- The paper characterizes connected edge-ordered graphs that exhibit linear extremal functions, establishing a dichotomy with graphs showing n log n growth.
- It employs combinatorial techniques and incremental extensions to dissect graph structures while preserving linear extremal behavior.
- The findings enrich the toolkit for addressing Turán-type problems and pave the way for future exploration in combinatorial graph theory.
Characterization of Connected Edge-Ordered Graphs with Linear Extremal Functions
Introduction to Edge-Ordered Graphs and Extremal Functions
Edge-ordered graphs extend the concept of simple graphs by imposing a linear order on the edges. This ordering introduces additional structure, allowing us to paper the interplay between graph theory and order theory. A pivotal concept in this field is the extremal function of a forbidden graph, denoted <(n,H), which represents the maximum number of edges in an edge-ordered graph on n vertices that does not contain a given edge-ordered graph H as a subgraph. Understanding these functions can reveal deep insights into the combinatorial properties of edge-ordered graphs.
Core Result: A Characterization and Dichotomy
The primary contribution of this paper is a comprehensive characterization of connected edge-ordered graphs that exhibit a linear extremal function. This characterization encapsulates graphs whose extremal functions behave linearly with the size of the graph. Furthermore, the paper establishes a dichotomy: for connected edge-ordered graphs not conforming to this characterization, the extremal function grows at least as fast as nlogn.
This dichotomy draws a clear line separating graphs with linear extremal functions from those with faster growth rates, reminiscent of classical results in extremal graph theory yet distinctly tailored to the nuanced context of edge-ordered graphs.
The exploration of this dichotomy necessitates precise definitions, such as the order chromatic number χ<(G), alongside the introduction of edge-ordered bigraphs—a tool for managing the bipartite nature inherent in some of these problems. The methodological backbone of this research hinges on dissecting edge-ordered graphs into simpler structures (semi-caterpillars and extension procedures) and leveraging combinatorial techniques to assess their extremal functions.

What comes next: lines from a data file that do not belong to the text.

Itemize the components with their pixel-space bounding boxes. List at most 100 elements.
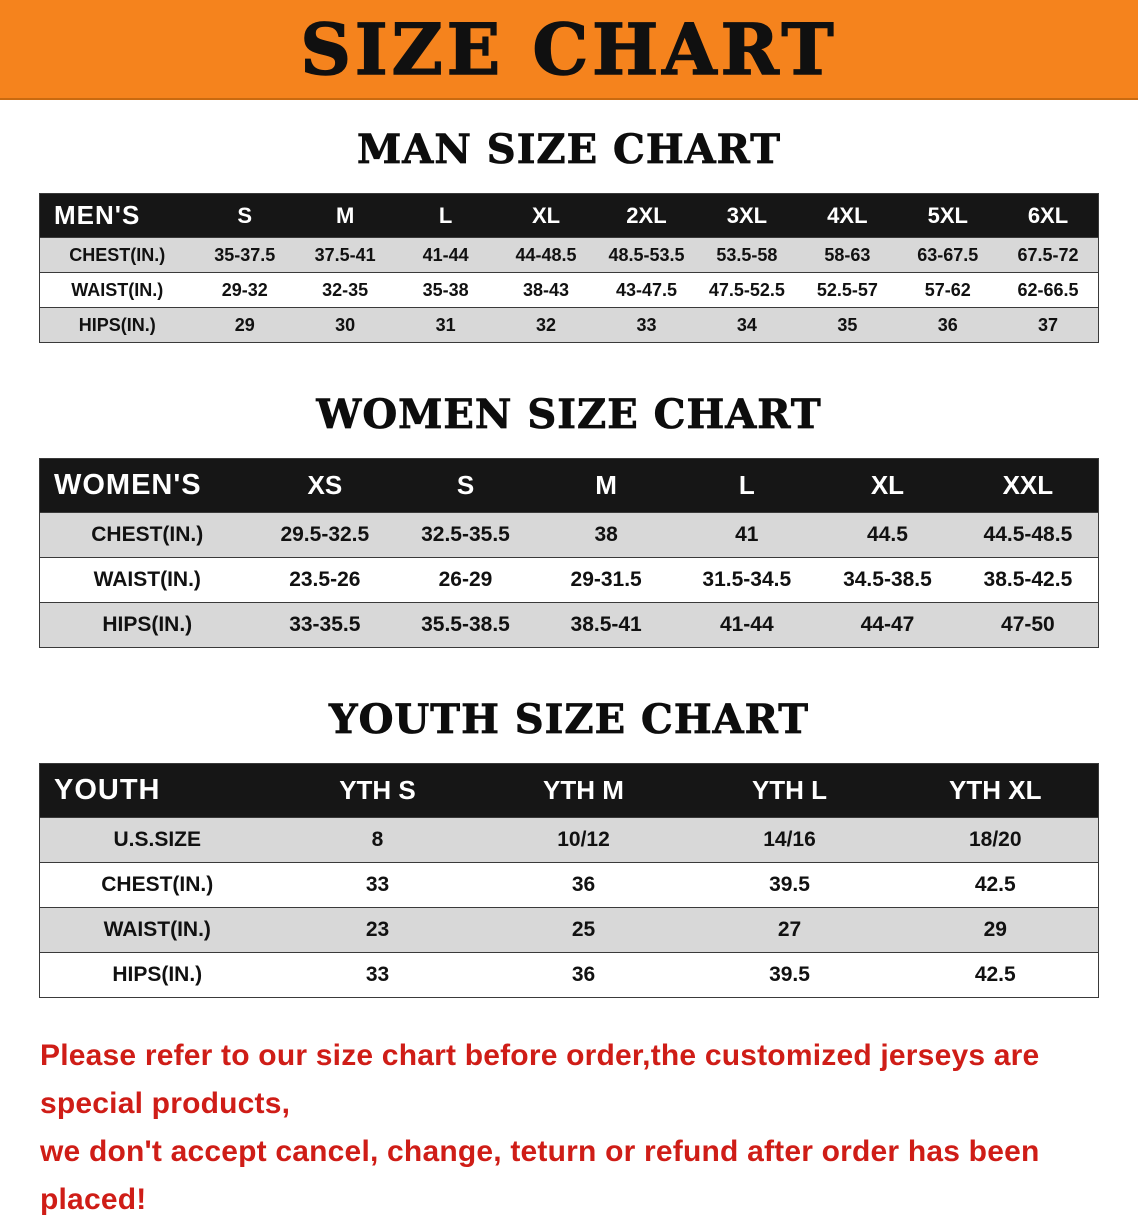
size-value-cell: 44-47 <box>860 613 915 636</box>
table-corner-label: MEN'S <box>54 200 141 230</box>
row-label: U.S.SIZE <box>113 828 202 851</box>
size-value-cell: 37.5-41 <box>314 244 376 265</box>
size-value-cell: 29-32 <box>221 279 268 300</box>
column-header: XL <box>531 202 561 228</box>
row-label: CHEST(IN.) <box>91 523 204 546</box>
size-value-cell: 41-44 <box>719 613 774 636</box>
table-row: HIPS(IN.) 33 36 39.5 42.5 <box>39 952 1099 998</box>
size-value-cell: 25 <box>571 918 596 941</box>
column-header: YTH L <box>751 775 828 805</box>
column-header: 3XL <box>726 202 768 228</box>
size-value-cell: 14/16 <box>763 828 816 851</box>
row-label: HIPS(IN.) <box>102 613 193 636</box>
size-value-cell: 52.5-57 <box>816 279 878 300</box>
disclaimer-line-1: Please refer to our size chart before or… <box>40 1039 1040 1120</box>
size-value-cell: 39.5 <box>769 963 810 986</box>
table-row: HIPS(IN.) 33-35.5 35.5-38.5 38.5-41 41-44 44-… <box>39 602 1099 648</box>
table-header-row: WOMEN'S XS S M L XL XXL <box>39 458 1099 513</box>
youth-size-section: YOUTH SIZE CHART YOUTH YTH S YTH M YTH L YTH… <box>0 696 1138 998</box>
size-value-cell: 31 <box>435 314 456 335</box>
size-value-cell: 33-35.5 <box>289 613 361 636</box>
size-value-cell: 48.5-53.5 <box>608 244 685 265</box>
row-label: WAIST(IN.) <box>93 568 201 591</box>
size-value-cell: 32-35 <box>322 279 369 300</box>
column-header: 4XL <box>827 202 868 228</box>
column-header: YTH S <box>339 775 416 805</box>
disclaimer: Please refer to our size chart before or… <box>40 1032 1138 1224</box>
size-value-cell: 33 <box>636 314 657 335</box>
size-value-cell: 33 <box>365 873 390 896</box>
women-size-section: WOMEN SIZE CHART WOMEN'S XS S M L XL XXL CHEST(… <box>0 391 1138 648</box>
size-value-cell: 36 <box>571 873 596 896</box>
size-value-cell: 38-43 <box>523 279 570 300</box>
column-header: XS <box>307 470 343 500</box>
size-value-cell: 36 <box>937 314 958 335</box>
men-size-section: MAN SIZE CHART MEN'S S M L XL 2XL 3XL 4XL 5XL 6XL… <box>0 126 1138 343</box>
size-value-cell: 42.5 <box>974 873 1016 896</box>
size-value-cell: 41 <box>735 523 759 546</box>
table-row: U.S.SIZE 8 10/12 14/16 18/20 <box>39 817 1099 863</box>
row-label: CHEST(IN.) <box>69 244 166 265</box>
size-value-cell: 10/12 <box>557 828 610 851</box>
size-value-cell: 47-50 <box>1001 613 1055 636</box>
table-row: CHEST(IN.) 29.5-32.5 32.5-35.5 38 41 44.5 44.5… <box>39 512 1099 558</box>
table-row: WAIST(IN.) 23.5-26 26-29 29-31.5 31.5-34.5 34… <box>39 557 1099 603</box>
size-value-cell: 34 <box>736 314 757 335</box>
size-value-cell: 27 <box>777 918 802 941</box>
youth-size-table: YOUTH YTH S YTH M YTH L YTH XL U.S.SIZE 8 10/12… <box>39 763 1099 998</box>
table-row: CHEST(IN.) 33 36 39.5 42.5 <box>39 862 1099 908</box>
size-value-cell: 35-37.5 <box>214 244 276 265</box>
size-value-cell: 29 <box>983 918 1007 941</box>
table-row: CHEST(IN.) 35-37.5 37.5-41 41-44 44-48.5 48.5… <box>39 237 1099 273</box>
size-value-cell: 32 <box>536 314 557 335</box>
table-header-row: YOUTH YTH S YTH M YTH L YTH XL <box>39 763 1099 818</box>
banner-title: SIZE CHART <box>300 7 838 92</box>
size-value-cell: 26-29 <box>438 568 493 591</box>
size-value-cell: 29-31.5 <box>570 568 642 591</box>
youth-section-heading: YOUTH SIZE CHART <box>329 696 809 744</box>
row-label: WAIST(IN.) <box>71 279 164 300</box>
size-value-cell: 44-48.5 <box>515 244 577 265</box>
size-value-cell: 62-66.5 <box>1017 279 1079 300</box>
column-header: 6XL <box>1027 202 1069 228</box>
size-value-cell: 37 <box>1037 314 1059 335</box>
column-header: YTH M <box>543 775 624 805</box>
column-header: M <box>595 470 617 500</box>
row-label: WAIST(IN.) <box>103 918 211 941</box>
size-value-cell: 33 <box>365 963 390 986</box>
size-value-cell: 47.5-52.5 <box>708 279 785 300</box>
size-value-cell: 58-63 <box>824 244 871 265</box>
size-value-cell: 18/20 <box>968 828 1022 851</box>
size-value-cell: 39.5 <box>769 873 810 896</box>
size-value-cell: 42.5 <box>974 963 1016 986</box>
column-header: L <box>438 202 453 228</box>
size-value-cell: 63-67.5 <box>917 244 979 265</box>
size-value-cell: 31.5-34.5 <box>702 568 792 591</box>
men-size-table: MEN'S S M L XL 2XL 3XL 4XL 5XL 6XL CHEST(IN.) 35-37… <box>39 193 1099 343</box>
table-row: HIPS(IN.) 29 30 31 32 33 34 35 36 37 <box>39 307 1099 343</box>
size-value-cell: 38.5-42.5 <box>983 568 1073 591</box>
size-value-cell: 29.5-32.5 <box>280 523 370 546</box>
size-value-cell: 8 <box>371 828 384 851</box>
size-value-cell: 34.5-38.5 <box>843 568 932 591</box>
size-value-cell: 57-62 <box>924 279 971 300</box>
column-header: M <box>335 202 355 228</box>
size-value-cell: 23 <box>365 918 390 941</box>
size-value-cell: 43-47.5 <box>615 279 677 300</box>
size-value-cell: 23.5-26 <box>289 568 361 591</box>
size-value-cell: 53.5-58 <box>716 244 778 265</box>
size-value-cell: 38 <box>594 523 618 546</box>
table-row: WAIST(IN.) 23 25 27 29 <box>39 907 1099 953</box>
column-header: XXL <box>1002 470 1054 500</box>
size-value-cell: 67.5-72 <box>1017 244 1079 265</box>
column-header: S <box>237 202 253 228</box>
size-value-cell: 32.5-35.5 <box>421 523 510 546</box>
size-value-cell: 35.5-38.5 <box>421 613 510 636</box>
table-corner-label: WOMEN'S <box>54 469 202 501</box>
size-value-cell: 44.5 <box>867 523 908 546</box>
size-value-cell: 36 <box>571 963 596 986</box>
row-label: CHEST(IN.) <box>101 873 214 896</box>
column-header: YTH XL <box>949 775 1042 805</box>
women-section-heading: WOMEN SIZE CHART <box>316 391 822 439</box>
size-value-cell: 29 <box>234 314 255 335</box>
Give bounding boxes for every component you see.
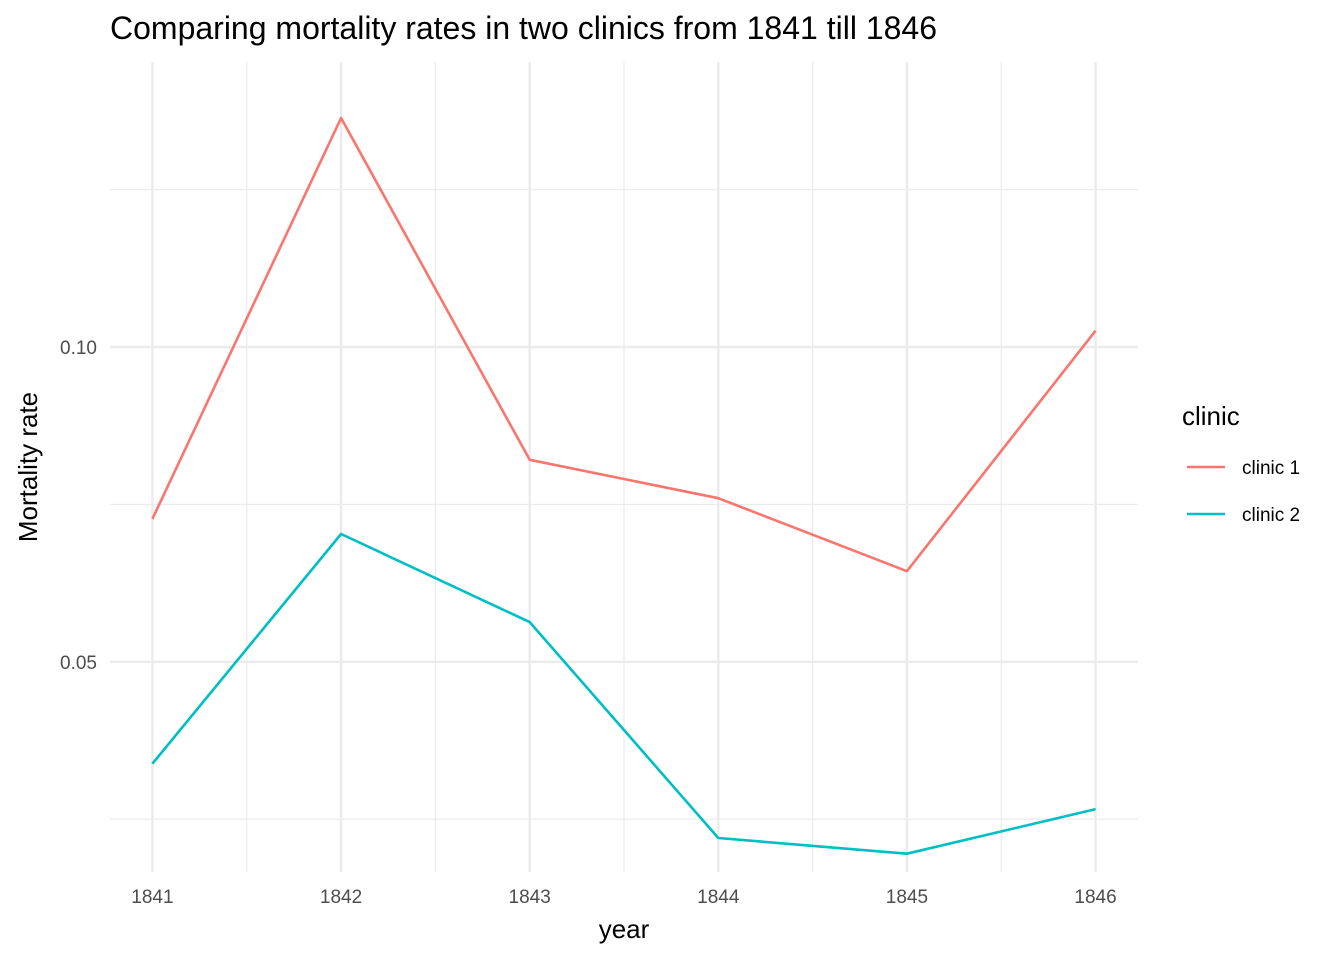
series-line-clinic-2 <box>151 532 1096 856</box>
legend: clinic clinic 1 clinic 2 <box>1182 401 1300 526</box>
series-lines <box>151 116 1097 856</box>
x-tick-label: 1841 <box>131 887 173 908</box>
y-tick-label: 0.05 <box>60 653 97 674</box>
x-tick-label: 1844 <box>697 887 740 908</box>
chart-title: Comparing mortality rates in two clinics… <box>110 10 937 46</box>
minor-gridlines <box>110 62 1138 872</box>
x-tick-label: 1843 <box>509 887 551 908</box>
x-tick-label: 1845 <box>886 887 928 908</box>
series-line-clinic-1 <box>151 116 1097 573</box>
y-tick-label: 0.10 <box>60 338 97 359</box>
x-tick-label: 1846 <box>1074 887 1116 908</box>
x-axis-tick-labels: 1841 1842 1843 1844 1845 1846 <box>131 887 1116 908</box>
x-tick-label: 1842 <box>320 887 362 908</box>
legend-label: clinic 2 <box>1242 505 1300 526</box>
legend-label: clinic 1 <box>1242 458 1300 479</box>
y-axis-title: Mortality rate <box>13 392 43 542</box>
legend-title: clinic <box>1182 401 1240 431</box>
x-axis-title: year <box>599 914 650 944</box>
y-axis-tick-labels: 0.05 0.10 <box>60 338 97 674</box>
major-gridlines <box>110 62 1138 872</box>
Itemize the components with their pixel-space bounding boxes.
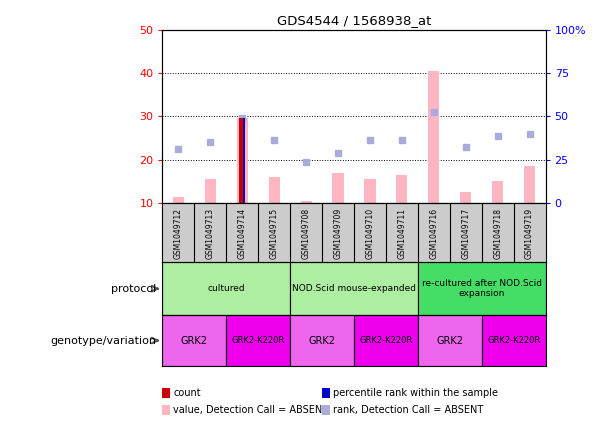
Text: GSM1049710: GSM1049710 <box>365 208 375 259</box>
Text: GSM1049718: GSM1049718 <box>493 208 502 259</box>
Bar <box>243 118 245 203</box>
Text: re-cultured after NOD.Scid
expansion: re-cultured after NOD.Scid expansion <box>422 279 542 298</box>
Text: GSM1049711: GSM1049711 <box>397 208 406 259</box>
Bar <box>482 315 546 366</box>
Text: GSM1049713: GSM1049713 <box>206 208 215 259</box>
Bar <box>290 262 418 315</box>
Bar <box>364 179 376 203</box>
Bar <box>418 262 546 315</box>
Bar <box>237 118 248 203</box>
Bar <box>290 315 354 366</box>
Bar <box>428 71 440 203</box>
Text: GSM1049717: GSM1049717 <box>461 208 470 259</box>
Bar <box>354 315 418 366</box>
Text: NOD.Scid mouse-expanded: NOD.Scid mouse-expanded <box>292 284 416 293</box>
Text: GSM1049716: GSM1049716 <box>429 208 438 259</box>
Bar <box>162 262 290 315</box>
Bar <box>524 166 535 203</box>
Text: rank, Detection Call = ABSENT: rank, Detection Call = ABSENT <box>333 405 483 415</box>
Text: GRK2-K220R: GRK2-K220R <box>232 336 285 345</box>
Text: GSM1049719: GSM1049719 <box>525 208 534 259</box>
Text: GRK2: GRK2 <box>436 335 463 346</box>
Text: genotype/variation: genotype/variation <box>50 335 156 346</box>
Bar <box>268 177 280 203</box>
Text: GRK2: GRK2 <box>308 335 335 346</box>
Text: value, Detection Call = ABSENT: value, Detection Call = ABSENT <box>173 405 329 415</box>
Title: GDS4544 / 1568938_at: GDS4544 / 1568938_at <box>277 14 431 27</box>
Text: protocol: protocol <box>111 284 156 294</box>
Bar <box>492 181 503 203</box>
Text: GSM1049712: GSM1049712 <box>174 208 183 259</box>
Text: GRK2-K220R: GRK2-K220R <box>487 336 540 345</box>
Text: GRK2-K220R: GRK2-K220R <box>359 336 413 345</box>
Bar <box>226 315 290 366</box>
Bar <box>397 175 408 203</box>
Text: GRK2: GRK2 <box>181 335 208 346</box>
Text: GSM1049709: GSM1049709 <box>333 208 343 259</box>
Text: GSM1049714: GSM1049714 <box>238 208 247 259</box>
Bar <box>418 315 482 366</box>
Bar <box>332 173 344 203</box>
Text: GSM1049715: GSM1049715 <box>270 208 279 259</box>
Bar <box>205 179 216 203</box>
Text: count: count <box>173 388 201 398</box>
Bar <box>300 201 311 203</box>
Bar <box>162 315 226 366</box>
Text: cultured: cultured <box>207 284 245 293</box>
Bar <box>460 192 471 203</box>
Bar <box>173 197 184 203</box>
Bar <box>239 118 243 203</box>
Text: GSM1049708: GSM1049708 <box>302 208 311 259</box>
Text: percentile rank within the sample: percentile rank within the sample <box>333 388 498 398</box>
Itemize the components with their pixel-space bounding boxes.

One intriguing aspect of the methodology is the use of "extensions" to incrementally build more complex graphs while preserving the property of interest (linear extremal function), thus creating a bridge between minimal examples and a broader class of graphs.
Implications and Future Directions
The results delineated in this paper not only deepen our comprehension of structure within edge-ordered graphs but also open avenues for further investigation. The dichotomy presented here prompts questions about the precise growth rates of extremal functions across different classes of edge-ordered graphs, especially those on the cusp of the linear and super-linear realms.
Furthermore, this research enriches our toolkit for tackling Turán-type problems in edge-ordered graphs, highlighting the potential for cross-pollination between areas such as combinatorial geometry and theoretical computer science. Future work might explore analogous characterizations beyond the confines of connected graphs or explore the territory of almost-linear extremal functions, seeking sharper bounds and refined classifications.
Summary and Contextualization
This paper builds on the pioneering efforts initiated by Gerbner et al. and others, pushing the frontier in our understanding of extremal problems for edge-ordered graphs. By providing a neat characterization of linear extremal functions for a specific class of connected edge-ordered graphs and establishing a dichotomy for the rest, it sets a firm foundation for both theoretical exploration and practical application in the domain of combinatorial graph theory.
In conclusion, these findings underscore the complexity and richness of edge-ordered graphs, inviting mathematicians to explore the intricate interplay between order and connectivity in graph structures.